EMMA feels let down. Let down by an island she loves.
The following story was in the JEP on 10/2/2021
In 2004 her husband John, then aged just 51, died from a sudden heart attack. Her twins were only five years old and had just started school. 'It was just so cruel; they were still only babies at heart.' She sold her home and moved closer to her family so they could offer support. The following years were tough.
Money was tight, as Emma's earning power was limited with twins to raise. She placed her savings with a local investment management company. T know nothing about investments, so I gave them discretion, comforted by the fact that they were regulated by the Jersey Financial Services Commission (JFSC).'
The performance of some of the investments was disastrous, losing all their value, so she asked friends to have a look at the investments. Without exception they were utterly appalled with what they discovered.

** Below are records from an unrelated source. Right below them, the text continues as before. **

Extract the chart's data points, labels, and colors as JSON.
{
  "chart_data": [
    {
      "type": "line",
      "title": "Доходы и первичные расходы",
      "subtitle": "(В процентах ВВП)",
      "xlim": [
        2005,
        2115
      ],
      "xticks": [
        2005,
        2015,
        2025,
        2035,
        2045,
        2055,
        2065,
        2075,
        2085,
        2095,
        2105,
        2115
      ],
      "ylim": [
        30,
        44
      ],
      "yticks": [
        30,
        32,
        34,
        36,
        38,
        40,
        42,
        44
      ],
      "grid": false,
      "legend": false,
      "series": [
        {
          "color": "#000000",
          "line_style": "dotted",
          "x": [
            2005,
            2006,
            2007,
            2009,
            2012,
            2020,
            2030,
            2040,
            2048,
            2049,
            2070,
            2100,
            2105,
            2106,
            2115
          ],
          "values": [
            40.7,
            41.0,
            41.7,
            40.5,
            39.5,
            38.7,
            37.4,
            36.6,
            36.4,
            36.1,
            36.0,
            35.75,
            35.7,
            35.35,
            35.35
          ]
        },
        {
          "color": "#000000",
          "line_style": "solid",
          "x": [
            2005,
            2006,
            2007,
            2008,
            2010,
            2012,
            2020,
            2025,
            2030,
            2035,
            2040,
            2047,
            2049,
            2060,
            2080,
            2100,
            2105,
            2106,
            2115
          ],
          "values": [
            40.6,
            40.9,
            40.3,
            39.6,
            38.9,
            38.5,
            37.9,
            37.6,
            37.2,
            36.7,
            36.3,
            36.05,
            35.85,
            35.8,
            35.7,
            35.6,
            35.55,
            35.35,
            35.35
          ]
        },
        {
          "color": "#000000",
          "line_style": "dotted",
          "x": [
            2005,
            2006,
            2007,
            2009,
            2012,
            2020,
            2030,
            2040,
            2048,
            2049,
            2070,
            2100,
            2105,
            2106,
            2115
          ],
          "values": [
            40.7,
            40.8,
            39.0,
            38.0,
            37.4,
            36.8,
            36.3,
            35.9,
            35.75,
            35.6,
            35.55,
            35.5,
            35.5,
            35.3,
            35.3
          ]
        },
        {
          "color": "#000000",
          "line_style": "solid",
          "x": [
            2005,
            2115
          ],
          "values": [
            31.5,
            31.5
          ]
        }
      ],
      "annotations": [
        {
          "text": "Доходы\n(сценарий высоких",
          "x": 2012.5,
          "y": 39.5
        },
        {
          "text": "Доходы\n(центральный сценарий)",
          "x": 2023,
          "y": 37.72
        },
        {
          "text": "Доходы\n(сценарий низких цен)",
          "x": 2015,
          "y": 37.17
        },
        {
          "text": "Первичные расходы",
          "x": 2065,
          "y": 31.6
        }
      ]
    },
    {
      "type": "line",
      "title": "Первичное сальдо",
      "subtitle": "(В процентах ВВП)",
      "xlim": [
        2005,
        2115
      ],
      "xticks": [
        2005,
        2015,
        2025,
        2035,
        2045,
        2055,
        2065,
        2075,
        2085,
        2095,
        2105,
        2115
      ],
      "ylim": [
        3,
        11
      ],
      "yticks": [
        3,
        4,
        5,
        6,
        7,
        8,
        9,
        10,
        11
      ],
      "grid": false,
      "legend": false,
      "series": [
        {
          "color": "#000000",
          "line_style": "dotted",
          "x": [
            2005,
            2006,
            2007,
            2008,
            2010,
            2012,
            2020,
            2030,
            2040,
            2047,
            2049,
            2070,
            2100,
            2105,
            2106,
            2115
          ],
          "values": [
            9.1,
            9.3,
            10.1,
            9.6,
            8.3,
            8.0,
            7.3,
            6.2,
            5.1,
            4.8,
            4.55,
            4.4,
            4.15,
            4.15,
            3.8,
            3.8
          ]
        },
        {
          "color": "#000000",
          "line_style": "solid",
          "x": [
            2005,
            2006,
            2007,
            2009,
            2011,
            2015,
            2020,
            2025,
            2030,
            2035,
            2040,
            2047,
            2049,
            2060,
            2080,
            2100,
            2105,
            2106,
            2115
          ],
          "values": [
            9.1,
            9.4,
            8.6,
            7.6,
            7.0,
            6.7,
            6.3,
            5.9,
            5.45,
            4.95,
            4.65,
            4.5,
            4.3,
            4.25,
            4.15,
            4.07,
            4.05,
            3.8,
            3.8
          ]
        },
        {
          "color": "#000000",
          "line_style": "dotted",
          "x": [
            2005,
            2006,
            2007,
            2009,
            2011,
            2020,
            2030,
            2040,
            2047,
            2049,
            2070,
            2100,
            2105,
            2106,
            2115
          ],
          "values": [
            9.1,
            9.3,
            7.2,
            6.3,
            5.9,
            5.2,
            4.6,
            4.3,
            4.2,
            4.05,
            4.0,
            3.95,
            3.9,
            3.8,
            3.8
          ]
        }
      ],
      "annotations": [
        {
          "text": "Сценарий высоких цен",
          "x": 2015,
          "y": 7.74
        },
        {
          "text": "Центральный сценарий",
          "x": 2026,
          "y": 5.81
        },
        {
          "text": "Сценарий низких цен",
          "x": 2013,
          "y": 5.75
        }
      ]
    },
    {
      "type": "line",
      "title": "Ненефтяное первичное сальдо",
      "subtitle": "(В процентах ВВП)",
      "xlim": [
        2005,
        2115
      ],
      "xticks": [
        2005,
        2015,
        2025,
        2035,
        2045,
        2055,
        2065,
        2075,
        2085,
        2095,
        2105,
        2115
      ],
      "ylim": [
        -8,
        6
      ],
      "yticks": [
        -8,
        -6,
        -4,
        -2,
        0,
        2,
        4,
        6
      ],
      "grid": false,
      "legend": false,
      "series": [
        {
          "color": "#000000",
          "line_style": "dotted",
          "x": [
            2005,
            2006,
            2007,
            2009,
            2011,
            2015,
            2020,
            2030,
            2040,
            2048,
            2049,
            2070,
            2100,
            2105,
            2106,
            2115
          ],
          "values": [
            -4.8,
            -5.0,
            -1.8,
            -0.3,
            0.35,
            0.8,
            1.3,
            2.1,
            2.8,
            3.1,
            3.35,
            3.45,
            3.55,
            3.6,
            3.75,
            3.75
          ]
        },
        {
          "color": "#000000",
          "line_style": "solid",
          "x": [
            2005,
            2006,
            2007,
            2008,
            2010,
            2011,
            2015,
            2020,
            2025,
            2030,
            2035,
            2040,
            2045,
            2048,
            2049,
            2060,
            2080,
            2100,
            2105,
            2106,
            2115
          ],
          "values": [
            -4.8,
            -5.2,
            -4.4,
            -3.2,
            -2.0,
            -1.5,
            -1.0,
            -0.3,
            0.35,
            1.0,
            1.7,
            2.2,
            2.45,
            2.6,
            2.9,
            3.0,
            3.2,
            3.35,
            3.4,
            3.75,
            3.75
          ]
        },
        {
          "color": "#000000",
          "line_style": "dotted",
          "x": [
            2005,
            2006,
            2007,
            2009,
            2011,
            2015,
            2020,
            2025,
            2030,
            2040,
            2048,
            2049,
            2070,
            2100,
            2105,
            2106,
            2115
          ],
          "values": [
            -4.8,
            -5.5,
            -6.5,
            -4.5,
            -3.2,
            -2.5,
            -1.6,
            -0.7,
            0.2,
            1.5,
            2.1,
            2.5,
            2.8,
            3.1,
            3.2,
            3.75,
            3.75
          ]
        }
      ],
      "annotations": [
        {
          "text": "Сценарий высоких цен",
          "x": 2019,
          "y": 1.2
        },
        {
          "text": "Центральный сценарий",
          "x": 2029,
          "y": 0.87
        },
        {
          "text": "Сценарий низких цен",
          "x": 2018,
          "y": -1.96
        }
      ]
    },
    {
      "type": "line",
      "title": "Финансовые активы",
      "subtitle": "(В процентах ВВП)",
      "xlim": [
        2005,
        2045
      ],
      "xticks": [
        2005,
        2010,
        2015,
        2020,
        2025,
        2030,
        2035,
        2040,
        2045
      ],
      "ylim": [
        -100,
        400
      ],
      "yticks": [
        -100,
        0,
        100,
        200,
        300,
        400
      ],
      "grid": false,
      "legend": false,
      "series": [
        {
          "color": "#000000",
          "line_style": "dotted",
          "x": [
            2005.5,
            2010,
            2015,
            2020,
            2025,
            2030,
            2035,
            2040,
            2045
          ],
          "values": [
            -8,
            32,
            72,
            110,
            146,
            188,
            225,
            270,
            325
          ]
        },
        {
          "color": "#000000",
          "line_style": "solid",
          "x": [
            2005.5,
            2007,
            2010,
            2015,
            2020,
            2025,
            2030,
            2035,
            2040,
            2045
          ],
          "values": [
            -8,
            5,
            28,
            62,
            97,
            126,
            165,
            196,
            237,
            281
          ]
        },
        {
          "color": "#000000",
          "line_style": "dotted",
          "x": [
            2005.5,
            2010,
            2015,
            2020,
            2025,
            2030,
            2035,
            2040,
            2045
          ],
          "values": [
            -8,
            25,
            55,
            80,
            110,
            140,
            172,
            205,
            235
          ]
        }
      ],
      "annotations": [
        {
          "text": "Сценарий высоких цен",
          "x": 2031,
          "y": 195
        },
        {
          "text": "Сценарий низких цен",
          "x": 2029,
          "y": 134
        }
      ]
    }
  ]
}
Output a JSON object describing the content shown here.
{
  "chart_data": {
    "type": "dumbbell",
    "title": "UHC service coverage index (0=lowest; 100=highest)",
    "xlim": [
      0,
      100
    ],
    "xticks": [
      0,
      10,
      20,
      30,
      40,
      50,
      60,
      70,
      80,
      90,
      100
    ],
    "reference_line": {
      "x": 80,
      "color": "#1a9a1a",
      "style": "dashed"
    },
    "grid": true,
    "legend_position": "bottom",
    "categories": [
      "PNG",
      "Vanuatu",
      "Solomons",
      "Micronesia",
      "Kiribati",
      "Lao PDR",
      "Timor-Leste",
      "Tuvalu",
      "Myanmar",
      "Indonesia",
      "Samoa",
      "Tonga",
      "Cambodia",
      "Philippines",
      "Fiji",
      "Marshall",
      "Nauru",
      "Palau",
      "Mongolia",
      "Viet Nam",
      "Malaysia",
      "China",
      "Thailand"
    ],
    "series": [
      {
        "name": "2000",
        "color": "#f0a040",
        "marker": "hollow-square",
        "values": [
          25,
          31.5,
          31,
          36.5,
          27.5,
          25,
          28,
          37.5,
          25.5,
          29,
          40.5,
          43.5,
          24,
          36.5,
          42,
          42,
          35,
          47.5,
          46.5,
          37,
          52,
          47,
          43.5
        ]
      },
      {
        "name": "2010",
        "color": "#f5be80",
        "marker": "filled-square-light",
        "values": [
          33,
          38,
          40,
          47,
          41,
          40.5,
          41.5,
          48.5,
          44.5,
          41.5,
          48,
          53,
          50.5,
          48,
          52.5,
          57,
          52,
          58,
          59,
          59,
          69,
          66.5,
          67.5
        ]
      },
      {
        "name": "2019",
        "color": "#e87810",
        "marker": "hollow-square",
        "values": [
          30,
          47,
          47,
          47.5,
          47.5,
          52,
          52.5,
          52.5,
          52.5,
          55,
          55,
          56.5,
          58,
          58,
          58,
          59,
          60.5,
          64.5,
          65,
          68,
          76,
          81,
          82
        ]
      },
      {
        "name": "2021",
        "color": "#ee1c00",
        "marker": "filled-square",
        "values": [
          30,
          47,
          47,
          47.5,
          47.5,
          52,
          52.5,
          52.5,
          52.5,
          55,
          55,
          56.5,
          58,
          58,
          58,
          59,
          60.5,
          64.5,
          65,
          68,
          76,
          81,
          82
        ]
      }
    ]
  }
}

I was a young widow who was extremely reliant on this capital and they lost my money through Investments in a Brazilian shopping centre and a Chinese private equity company.' In each case her investment manager took substantial hidden commissions, which appeared to be the sole attraction of the investments.
With the support of friends she complained to the JFSC in 2017 and has been in regular correspondence with them since.
Emma also made a comprehensive complaint to the Jersey ombudsman, who was specifically employed to deal with matters such as this. Like many other investors, she is still waiting for a ruling.
Late last year the affected investors received a communication to attend a meeting at the JFSC. Unfortunately Emma could not attend, as she had to work. The feedback she got from the meeting was that she and all the other investors, could, in laymen's terms, be described as 'go home, have a good cry, and put it behind them'.
Emma went back and spoke to her friends who had advised her. They pointed out that while the JFSC was responsible for the regulation of the finance industry, they were also responsible for upholding Jersey's reputation - a difficult tightrope to walk. Her case would create bad publicity - given its size and the number of investors affected.
Emma is hopeful that the ombudsman will come to a decision before she dies of old age. The money she lost was not enormous in many people's eyes but is enormous to her.
Seemingly deserted by those paid to protect her she fights on.